Until date, there is no consensus available on the treatment of KTS. The syndrome cannot be completely cured, and symptomatic treatment is mostly given. The disease is characterized by multiple involvements, which have enormous physical and mental impacts. Lameness due to limb deformity and hypertrophy poses inconvenience in daily living and mars the appearance, which may cause psychological disorders accompanied by long-term recurrent pain. Therefore, multidisciplinary cooperative treatment aimed at alleviating the symptoms, delaying disease progression as well as treatment complications, and improving the quality of life of the patients is essential in managing KTS[3,25,28]. Varicose veins can be treated by methods such as compression with elastic socks, raising the affected extremity, and other physical therapies as well as changing the lifestyle and keeping the affected extremity clean. Port-wine stain can be treated with a laser.

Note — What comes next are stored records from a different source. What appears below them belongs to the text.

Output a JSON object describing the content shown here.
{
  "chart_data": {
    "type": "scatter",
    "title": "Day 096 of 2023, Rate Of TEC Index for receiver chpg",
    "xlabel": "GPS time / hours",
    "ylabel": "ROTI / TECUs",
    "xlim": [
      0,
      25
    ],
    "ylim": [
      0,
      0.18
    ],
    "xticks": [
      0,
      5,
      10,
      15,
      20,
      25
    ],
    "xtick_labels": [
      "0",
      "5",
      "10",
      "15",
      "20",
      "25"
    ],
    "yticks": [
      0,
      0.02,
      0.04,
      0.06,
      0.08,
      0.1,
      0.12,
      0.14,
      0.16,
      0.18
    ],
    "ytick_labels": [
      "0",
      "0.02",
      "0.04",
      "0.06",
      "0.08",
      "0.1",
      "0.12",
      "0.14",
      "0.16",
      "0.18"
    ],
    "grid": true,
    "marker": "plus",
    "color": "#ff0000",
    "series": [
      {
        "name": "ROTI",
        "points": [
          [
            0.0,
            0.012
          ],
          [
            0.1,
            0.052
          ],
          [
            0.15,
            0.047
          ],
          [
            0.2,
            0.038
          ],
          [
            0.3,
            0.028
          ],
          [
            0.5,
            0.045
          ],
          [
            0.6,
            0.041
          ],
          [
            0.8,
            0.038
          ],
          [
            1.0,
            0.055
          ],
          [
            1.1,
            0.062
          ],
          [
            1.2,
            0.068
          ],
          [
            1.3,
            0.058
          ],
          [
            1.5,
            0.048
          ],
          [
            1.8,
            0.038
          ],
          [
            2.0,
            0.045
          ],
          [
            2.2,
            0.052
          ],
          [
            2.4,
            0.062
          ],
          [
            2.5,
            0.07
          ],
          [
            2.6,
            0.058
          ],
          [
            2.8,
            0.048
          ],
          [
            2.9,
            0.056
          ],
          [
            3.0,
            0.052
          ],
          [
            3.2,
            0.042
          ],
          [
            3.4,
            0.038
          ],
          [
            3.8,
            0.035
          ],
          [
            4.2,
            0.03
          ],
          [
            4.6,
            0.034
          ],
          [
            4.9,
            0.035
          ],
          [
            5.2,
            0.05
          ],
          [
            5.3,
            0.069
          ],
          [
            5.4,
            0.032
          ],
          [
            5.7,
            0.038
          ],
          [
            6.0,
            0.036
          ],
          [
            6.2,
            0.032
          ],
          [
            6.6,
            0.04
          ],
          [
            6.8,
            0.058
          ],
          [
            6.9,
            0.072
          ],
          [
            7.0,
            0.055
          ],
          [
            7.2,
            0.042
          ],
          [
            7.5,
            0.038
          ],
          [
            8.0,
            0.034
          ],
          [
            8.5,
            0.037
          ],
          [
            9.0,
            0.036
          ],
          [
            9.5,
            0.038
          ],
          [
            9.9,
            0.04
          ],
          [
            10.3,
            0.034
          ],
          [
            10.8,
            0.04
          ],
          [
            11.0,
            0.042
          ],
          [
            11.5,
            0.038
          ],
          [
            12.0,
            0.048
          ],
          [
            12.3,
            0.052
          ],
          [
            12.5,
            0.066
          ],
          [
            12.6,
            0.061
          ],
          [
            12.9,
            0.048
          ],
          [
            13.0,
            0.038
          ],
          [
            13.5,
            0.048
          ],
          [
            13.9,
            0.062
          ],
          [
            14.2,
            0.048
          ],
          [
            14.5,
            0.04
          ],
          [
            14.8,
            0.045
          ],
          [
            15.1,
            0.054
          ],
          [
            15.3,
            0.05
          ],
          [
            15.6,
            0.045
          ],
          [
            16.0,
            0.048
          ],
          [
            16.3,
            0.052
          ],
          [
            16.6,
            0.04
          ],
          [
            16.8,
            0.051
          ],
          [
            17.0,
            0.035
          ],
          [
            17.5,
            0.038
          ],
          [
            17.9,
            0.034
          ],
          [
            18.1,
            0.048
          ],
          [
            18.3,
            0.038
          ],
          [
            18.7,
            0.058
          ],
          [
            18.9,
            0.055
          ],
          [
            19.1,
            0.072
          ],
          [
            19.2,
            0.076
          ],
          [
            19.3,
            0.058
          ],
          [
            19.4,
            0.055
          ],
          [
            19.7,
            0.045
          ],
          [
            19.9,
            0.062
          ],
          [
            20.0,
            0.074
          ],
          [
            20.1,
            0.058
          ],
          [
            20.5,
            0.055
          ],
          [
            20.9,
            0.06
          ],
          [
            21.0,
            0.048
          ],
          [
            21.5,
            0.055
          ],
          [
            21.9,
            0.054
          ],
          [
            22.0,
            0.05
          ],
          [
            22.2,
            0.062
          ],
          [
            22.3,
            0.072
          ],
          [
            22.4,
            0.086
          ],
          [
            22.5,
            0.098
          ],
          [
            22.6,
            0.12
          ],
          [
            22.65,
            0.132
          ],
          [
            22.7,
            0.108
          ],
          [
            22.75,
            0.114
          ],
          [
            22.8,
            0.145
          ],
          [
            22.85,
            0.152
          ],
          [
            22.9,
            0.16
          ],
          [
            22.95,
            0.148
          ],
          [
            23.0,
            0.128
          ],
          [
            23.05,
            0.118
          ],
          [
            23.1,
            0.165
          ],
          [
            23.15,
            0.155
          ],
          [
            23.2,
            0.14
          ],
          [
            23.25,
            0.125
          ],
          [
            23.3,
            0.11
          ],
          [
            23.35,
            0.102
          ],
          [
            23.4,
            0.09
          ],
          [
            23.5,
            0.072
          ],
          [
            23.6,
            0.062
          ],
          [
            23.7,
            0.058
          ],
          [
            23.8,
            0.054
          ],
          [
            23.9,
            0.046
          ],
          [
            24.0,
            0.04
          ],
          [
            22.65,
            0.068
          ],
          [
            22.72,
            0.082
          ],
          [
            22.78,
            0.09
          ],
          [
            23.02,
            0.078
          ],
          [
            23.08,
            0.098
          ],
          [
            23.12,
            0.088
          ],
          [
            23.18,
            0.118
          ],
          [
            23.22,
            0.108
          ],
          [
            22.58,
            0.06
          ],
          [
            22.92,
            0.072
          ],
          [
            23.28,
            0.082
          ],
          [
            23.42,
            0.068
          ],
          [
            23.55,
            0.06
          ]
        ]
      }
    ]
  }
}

Infectious cellulitis and thrombophlebitis are usually treated with antibiotics and symptomatic analgesic treatment in case of pain. Anticoagulant therapy is used to treat acute thrombosis, and prophylactic medications are given before operation. In some cases, surgery is needed; for instance, surgical treatment is required in case of life-threatening gastrointestinal and urogenital bleeding or splenic rupture and bleeding. To manage hypertrophy of the extremity, it is possible to reduce weight via surgery. Nevertheless, symptomatic treatment combined with psychotherapy is the best approach for KTS.